En el principio había una mesa, un par de bancos, y Marcelo. En aquellos días de almuerzo casi adánico, llegaban los corredores de la Cuesta con sus rodillas desolladas, sus raspones y sus ganas de vivir y allí, sentados en la quietud fresca, estrecha y profunda de la mañana de la calle Lindatxikia de Pamplona jugaban a reestrenar la vida por quince euros el cubierto, que es lo que han puesto para la esquela de Marcelo: una esquela de menú. El secreto de San Fermín es que después del encierro, la vida es nueva pues con el cohete se muere, pero sobre todo se nace. No sabremos si esta noche cenaremos en el infierno, pero sabíamos que aquella mañana, almorzaríamos en La Mandarra con Marcelo y que las manicas, los huevos con magras, las albóndigas y el tinto con gaseosa sabrían como los primeros que hubiéramos probado nunca. Hubo última cena, y también había primer almuerzo después de poner a cero el contador del corazón ante la manada de Cebada Gago en la pared derecha de la Cuesta -«No sabe qué es emoción / quién no ha corrido el encierro»-. Marcelo, menudo, nervioso y amable, leía la carta que siempre era la misma y reinaba en aquel mundo de abrazos y de pan para untar en la salsa en que uno se sentía tan a salvo y donde lo único que te podía pasar era que te cagara una paloma desde el alero. ¡Qué risas hacíamos cuando pasaba!

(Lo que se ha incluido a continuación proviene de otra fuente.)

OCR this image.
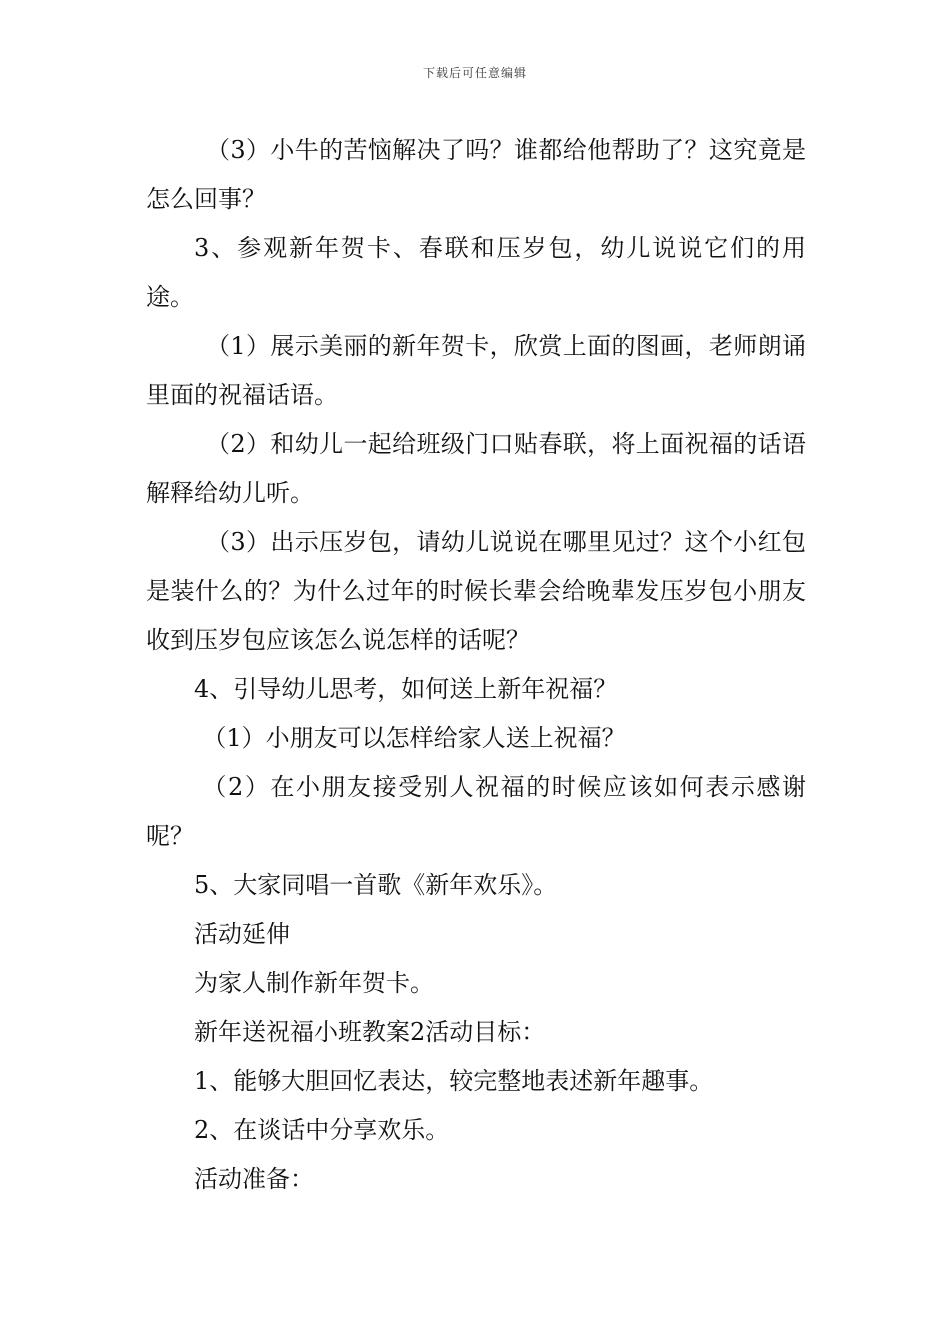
下载后可任意编辑

（3）小牛的苦恼解决了吗？谁都给他帮助了？这究竟是怎么回事？

3、参观新年贺卡、春联和压岁包，幼儿说说它们的用途。

（1）展示美丽的新年贺卡，欣赏上面的图画，老师朗诵里面的祝福话语。

（2）和幼儿一起给班级门口贴春联，将上面祝福的话语解释给幼儿听。

（3）出示压岁包，请幼儿说说在哪里见过？这个小红包是装什么的？为什么过年的时候长辈会给晚辈发压岁包小朋友收到压岁包应该怎么说怎样的话呢？

4、引导幼儿思考，如何送上新年祝福？

（1）小朋友可以怎样给家人送上祝福？

（2）在小朋友接受别人祝福的时候应该如何表示感谢呢？

5、大家同唱一首歌《新年欢乐》。

活动延伸

为家人制作新年贺卡。

新年送祝福小班教案2活动目标：

1、能够大胆回忆表达，较完整地表述新年趣事。

2、在谈话中分享欢乐。

活动准备：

El mundo aquel era elástico como un corazón y Marcelo lo mismo te ponía cubierto para cinco que para treinta. Poco a poco, las mesas fueron creciendo con gente que se unía de pronto y sin saber cómo, se sentía parte de aquello, que es en lo que consiste San Fermín. Nunca faltó un sitio. Nunca faltó un plato. Nunca faltó una sonrisa. Con el tiempo, llegó a juntarse muchísima gente: los amigos de los amigos, los niños, un primo con resaca, un niño de teta, alguien que venía a traerle a alguien un antiinflamatorio, un ligue, lo que fuera. Se puede relatar una década de almuerzos en una concatenación de chistes, ataques de risa, trompazos, cochecitos gemelares, siestas encima del plato, cornadas y abrazos; ya sabes, la vida en el mejor de los casos.
Un día, Marcelo nos confesó que había sido sordo, y que, de pronto, ya no. Un 14 de julio, con la rutina del verano apuntándonos a las sienes, Miguel nos contó que estaba malo y que al año siguiente, si seguía en este mundo, pagaría el almuerzo de todos. Y pagó. A esta revelación sanferminera de gente que se curaba, plato de ajoarriero, esperanza de vida, banco corrido y tipos que salían ilesos de debajo de la manada del encierro de Miura acertaron en llamarle 'El almuerzo de los milagros' que hoy, siendo justos, son menos.